Disappointment's Weight
This text is an attempt to understand the impact of trauma when it exceeds the event itself, turning into a prolonged sense of disappointment and disconnection from meaning. It is about songs that became collective memory, about hope that once felt close, and how it gradually turned into an open question about survival, loss, and what remains of us after all this devastation.
“Your eyes wander over you and grieve Afraid that this smile will never grow again in my heart”
— Sofia Zmerta
How do emotional songs, in the midst of tragedies, turn into collective elegies?
How does a lover become an entire city, and absence become death? And how does longing shift from a person to thousands of breaths and details we once believed would stay with us forever?
Our neighbor used to play Fairuz in the mornings, and Abdel Halim and Um Kulthum in the evenings. But in July, it felt as though he had lost every means of refusal except by playing Suwayda’s traditional songs on a loudspeaker all day long.
I used to envy the people of As-Suwayda six years ago, when they brought life back to us. They revived what I had begun to think were childhood illusions: chants, revolutionary songs we used to whisper after every gathering, crying as though they were our last dreams. I thought we had died before Sahat Al-Karama (Square of Dignity) rekindled hope in us.
I used to walk back from university carrying a small bag with light Arabic tobacco, rolling papers, and filters. I was still learning how to roll properly, and I could no longer afford imported cigarettes. I imagined the streets filling with people again — angry and hopeful, afraid and determined to live at the same time. Then I would sit frozen in front of my phone, watching the news, tears choking me, telling myself: maybe we are not defeated yet.
We used to send greetings to one another from the squares — secretly and openly — still wanting the same thing: to live with dignity.
During those years, friends in Suwayda would invite us — activists in other Syrian cities — to come to them for safety, after any attempt at activism in our areas had become nearly impossible under the suffocating security grip. We knew there was a place in Syria still able to say “no” without being immediately crushed. I never went, but I always felt that the fall of Suwayda would not be a local event, but a loss that touches everyone.
Then July 2025 arrived.
I followed the news as if watching a nightmare even Assad could not have produced. Dazed, trying not to lose my mind. It was not only the horror that shocked me, but the feeling of betrayal — as if we suddenly woke up to discover we no longer knew who we had once aligned ourselves with, or what remained of the slogans we had once shouted together in the streets.
The celebration of violence, and the gloating over all this destruction, was terrifying in itself.
Perhaps that is why I postponed dealing with the shock. Even now, I do not fully know what I feel, and that admission frightens me more than anything. I, who used to track every image and every video, found myself this time turning away. As if the mind itself decided to stop in order to protect what remained of it.
Months earlier, massacres had already struck the coast, like a clear warning bell.
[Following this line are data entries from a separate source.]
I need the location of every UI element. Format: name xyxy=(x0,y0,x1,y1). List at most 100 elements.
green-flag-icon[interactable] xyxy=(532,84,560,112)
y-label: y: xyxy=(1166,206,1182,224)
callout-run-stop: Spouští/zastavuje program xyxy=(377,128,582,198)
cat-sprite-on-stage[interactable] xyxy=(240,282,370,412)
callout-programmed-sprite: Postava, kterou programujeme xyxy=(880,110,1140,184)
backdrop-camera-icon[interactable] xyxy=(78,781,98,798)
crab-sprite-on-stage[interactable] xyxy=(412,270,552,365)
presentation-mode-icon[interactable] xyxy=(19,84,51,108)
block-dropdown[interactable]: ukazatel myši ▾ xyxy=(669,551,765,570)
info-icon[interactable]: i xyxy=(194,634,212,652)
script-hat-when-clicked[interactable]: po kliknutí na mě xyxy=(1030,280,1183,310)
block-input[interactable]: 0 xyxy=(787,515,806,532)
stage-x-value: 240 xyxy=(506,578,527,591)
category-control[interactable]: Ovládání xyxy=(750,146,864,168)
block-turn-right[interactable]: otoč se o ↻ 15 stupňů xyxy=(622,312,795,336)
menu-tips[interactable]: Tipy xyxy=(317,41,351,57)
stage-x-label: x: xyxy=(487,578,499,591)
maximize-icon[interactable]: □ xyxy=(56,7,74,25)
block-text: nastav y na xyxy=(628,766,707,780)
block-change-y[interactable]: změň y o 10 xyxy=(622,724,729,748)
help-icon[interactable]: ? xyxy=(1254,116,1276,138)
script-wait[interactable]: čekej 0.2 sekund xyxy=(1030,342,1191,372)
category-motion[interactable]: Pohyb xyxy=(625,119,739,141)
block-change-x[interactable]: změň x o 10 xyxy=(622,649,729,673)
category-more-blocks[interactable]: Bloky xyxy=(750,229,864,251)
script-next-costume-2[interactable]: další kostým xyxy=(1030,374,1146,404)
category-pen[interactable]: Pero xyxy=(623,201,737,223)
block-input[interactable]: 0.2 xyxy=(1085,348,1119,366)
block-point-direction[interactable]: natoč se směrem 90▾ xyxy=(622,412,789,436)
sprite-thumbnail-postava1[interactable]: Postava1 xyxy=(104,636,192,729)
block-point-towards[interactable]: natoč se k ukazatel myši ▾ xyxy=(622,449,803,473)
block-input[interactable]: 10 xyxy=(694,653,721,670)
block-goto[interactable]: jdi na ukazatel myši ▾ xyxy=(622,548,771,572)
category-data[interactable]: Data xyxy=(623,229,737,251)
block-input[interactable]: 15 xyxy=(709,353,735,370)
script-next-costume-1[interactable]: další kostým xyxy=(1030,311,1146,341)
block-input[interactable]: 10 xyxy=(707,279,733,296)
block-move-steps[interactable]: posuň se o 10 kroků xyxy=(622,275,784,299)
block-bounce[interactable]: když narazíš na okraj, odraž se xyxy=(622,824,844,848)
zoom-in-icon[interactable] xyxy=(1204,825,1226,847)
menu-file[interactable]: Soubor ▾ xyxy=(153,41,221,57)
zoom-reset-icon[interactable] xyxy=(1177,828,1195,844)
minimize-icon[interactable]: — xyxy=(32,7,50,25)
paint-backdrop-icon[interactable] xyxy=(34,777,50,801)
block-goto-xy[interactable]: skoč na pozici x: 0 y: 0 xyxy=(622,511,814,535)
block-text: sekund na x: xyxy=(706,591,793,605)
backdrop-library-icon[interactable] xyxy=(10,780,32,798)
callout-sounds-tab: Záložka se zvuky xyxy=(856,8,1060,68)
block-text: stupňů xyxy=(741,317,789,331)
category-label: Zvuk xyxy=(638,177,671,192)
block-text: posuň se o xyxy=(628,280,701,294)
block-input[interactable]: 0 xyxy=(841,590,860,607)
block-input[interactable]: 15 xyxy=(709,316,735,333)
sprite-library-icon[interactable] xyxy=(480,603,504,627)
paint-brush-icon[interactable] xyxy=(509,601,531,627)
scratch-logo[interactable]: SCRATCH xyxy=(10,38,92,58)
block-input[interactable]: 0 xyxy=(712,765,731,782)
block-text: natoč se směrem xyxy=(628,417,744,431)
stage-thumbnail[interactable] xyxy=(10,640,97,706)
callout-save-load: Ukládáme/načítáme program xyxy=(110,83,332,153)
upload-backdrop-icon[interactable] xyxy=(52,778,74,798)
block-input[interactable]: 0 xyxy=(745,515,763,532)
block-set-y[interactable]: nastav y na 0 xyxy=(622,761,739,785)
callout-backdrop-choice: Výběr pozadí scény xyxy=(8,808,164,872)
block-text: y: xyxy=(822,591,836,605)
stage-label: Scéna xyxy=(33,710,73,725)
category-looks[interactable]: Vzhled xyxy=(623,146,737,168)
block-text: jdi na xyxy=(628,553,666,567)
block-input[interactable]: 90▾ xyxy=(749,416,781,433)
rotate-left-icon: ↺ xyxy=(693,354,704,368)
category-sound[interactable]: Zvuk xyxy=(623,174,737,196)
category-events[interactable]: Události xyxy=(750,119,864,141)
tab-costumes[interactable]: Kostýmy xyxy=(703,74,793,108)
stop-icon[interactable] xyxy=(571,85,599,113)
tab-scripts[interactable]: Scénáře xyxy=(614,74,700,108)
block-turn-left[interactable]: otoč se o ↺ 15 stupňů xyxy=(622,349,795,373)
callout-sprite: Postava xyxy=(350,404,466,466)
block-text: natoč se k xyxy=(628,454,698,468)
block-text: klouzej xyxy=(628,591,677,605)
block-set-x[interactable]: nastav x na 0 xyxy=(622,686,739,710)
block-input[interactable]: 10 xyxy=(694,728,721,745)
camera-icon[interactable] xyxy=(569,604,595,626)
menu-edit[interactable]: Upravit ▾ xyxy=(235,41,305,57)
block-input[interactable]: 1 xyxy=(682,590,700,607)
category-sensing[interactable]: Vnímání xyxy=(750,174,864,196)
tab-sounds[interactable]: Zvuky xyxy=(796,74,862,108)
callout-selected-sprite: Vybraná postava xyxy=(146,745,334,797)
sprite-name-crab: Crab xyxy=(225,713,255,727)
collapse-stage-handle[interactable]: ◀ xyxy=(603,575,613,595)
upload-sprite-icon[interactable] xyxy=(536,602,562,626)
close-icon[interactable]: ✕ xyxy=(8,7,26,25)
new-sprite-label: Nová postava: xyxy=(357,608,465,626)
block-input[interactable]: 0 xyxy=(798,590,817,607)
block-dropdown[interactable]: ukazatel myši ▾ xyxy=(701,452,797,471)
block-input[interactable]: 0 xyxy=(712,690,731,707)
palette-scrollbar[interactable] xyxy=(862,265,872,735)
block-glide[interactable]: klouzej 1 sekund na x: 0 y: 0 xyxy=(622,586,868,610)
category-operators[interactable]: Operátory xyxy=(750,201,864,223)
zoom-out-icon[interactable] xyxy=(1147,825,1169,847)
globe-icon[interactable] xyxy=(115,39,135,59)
Then came Suwayda, as if confirming what we refused to believe. Key moments accumulated so quickly that any attempt at understanding or self-reflection felt meaningless. Everything seemed like a long process of destruction, with no visible shape of anything new to hold on to.
I call a friend there. We speak as if we live in two different worlds. I swallow the lump in my throat, try to steady my voice, ask for details, then move the phone away for a moment just to breathe. I return to listen, documenting information with cold detachment, then hang up and silence swallows me.
It cannot all be real.
I ask friends:
“Have you spoken to so-and-so?”
The answer is often:
“We’re too ashamed to call them.”
Embarrassment has become overwhelming. As if language itself has lost its ability to respond. No one knows how to comfort anyone, or how to explain this level of disappointment.
Even anger feels forbidden. We were deprived of protest, of shouting, of declaring solidarity — out of fear that any area might turn into another site of violence. All that remained were small symbols: writing, songs, tears… and a great deal of shame.
Sometimes I wish I could go down to our neighbor who resists through music, knock on his door and say: thank you. Can I sit with you for a while? Can we cry together?
But even crying was delayed. It did not come in July, but weeks later, then months later. And even now, I do not think I have fully processed the shock. Perhaps because some shocks do not arrive all at once, but slowly seep inward, becoming over time something like a long break of the heart.
And I resent nothing more than a broken heart. That we witness betrayal of this scale and remain powerless, and that those we once defended sometimes become part of the very ruin itself.
Perhaps the true revolutionary is not as strong as he appears. I think we were wrong to believe that strength means the ability to endlessly endure. The truly strong may be the one who can ignore everything and continue living a life that appears normal on the surface.
As for the revolutionary, he is often the one who cannot avoid aligning with what he believes in, with the will of the people, with the street as it sweeps him into open possibilities and raised fists. The one who allows himself to shake, to break, to be exhausted — and still remains attached to one idea: that we cannot survive alone.
“Return in a whisper and soothe my heart
Pray for you from a sip of despair you once gave me
How can I heal you when my wounds are your wounds
If I cry once, my tears precede your mourning… just speak to me.”